Although historically under one, the SOPR has recently returned above equilibrium. This is an indication that the coins are being sold more frequently because they were acquired at a profit, versus those that were purchased at a loss. Early-stage bull cycle recoveries have been characterized by sustained SOPR values above one.

Transition Zone and Decision Time for Investors
Currently, STHs are between minimal losses and minor gains. Investors are currently deciding if they should exit their positions or hold them.
When a token experiences sideways price movement in decision zones, it often results in rising supply due to fatigue from investors. However, if bulls can break through these zones quickly, they can establish a strong sense of confidence.
If STHs continue to be profitable, then they expect continued upside pressure. Conversely, if STHs lose profitability, then the coin may face additional downward pressure.
Profitability Will Determine Next Trend Phase
Whether short-term holders can continue to remain profitable will determine what happens next for the BTC price. If short-term holders can gain enough traction to stay above their average cost bases, previously established areas of resistance may become new support structures.

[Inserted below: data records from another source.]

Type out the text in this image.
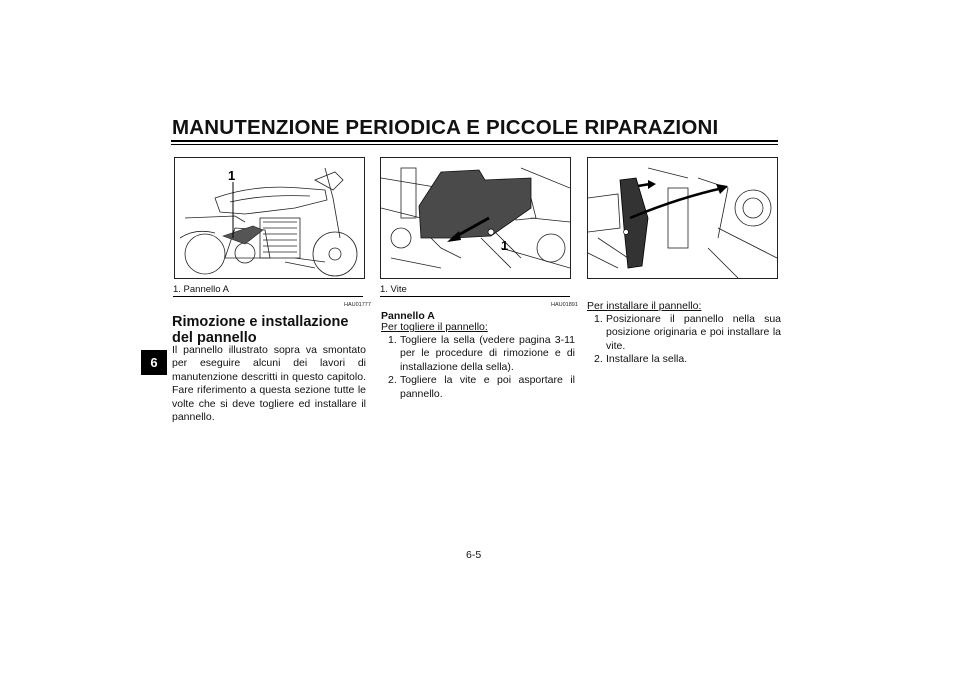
MANUTENZIONE PERIODICA E PICCOLE RIPARAZIONI
6
1
1. Pannello A
1
1. Vite
HAU01777
Rimozione e installazione del pannello
Il pannello illustrato sopra va smontato per eseguire alcuni dei lavori di manutenzione descritti in questo capitolo. Fare riferimento a questa sezione tutte le volte che si deve togliere ed installare il pannello.
HAU01891
Pannello A
Per togliere il pannello:
1. Togliere la sella (vedere pagina 3-11 per le procedure di rimozione e di installazione della sella).
2. Togliere la vite e poi asportare il pannello.
Per installare il pannello:
1. Posizionare il pannello nella sua posizione originaria e poi installare la vite.
2. Installare la sella.
6-5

Conversely, if short-term holders cannot generate enough momentum to break resistance, the move may stall. Previous buyers could then sell at breakeven, adding further downward pressure.
Since volume has remained low, moderate inflows into the market can create a significant impact on price movement.
This article contains market analysis and price predictions. These are not guarantees. Crypto markets are volatile. Always DYOR. Not financial advice.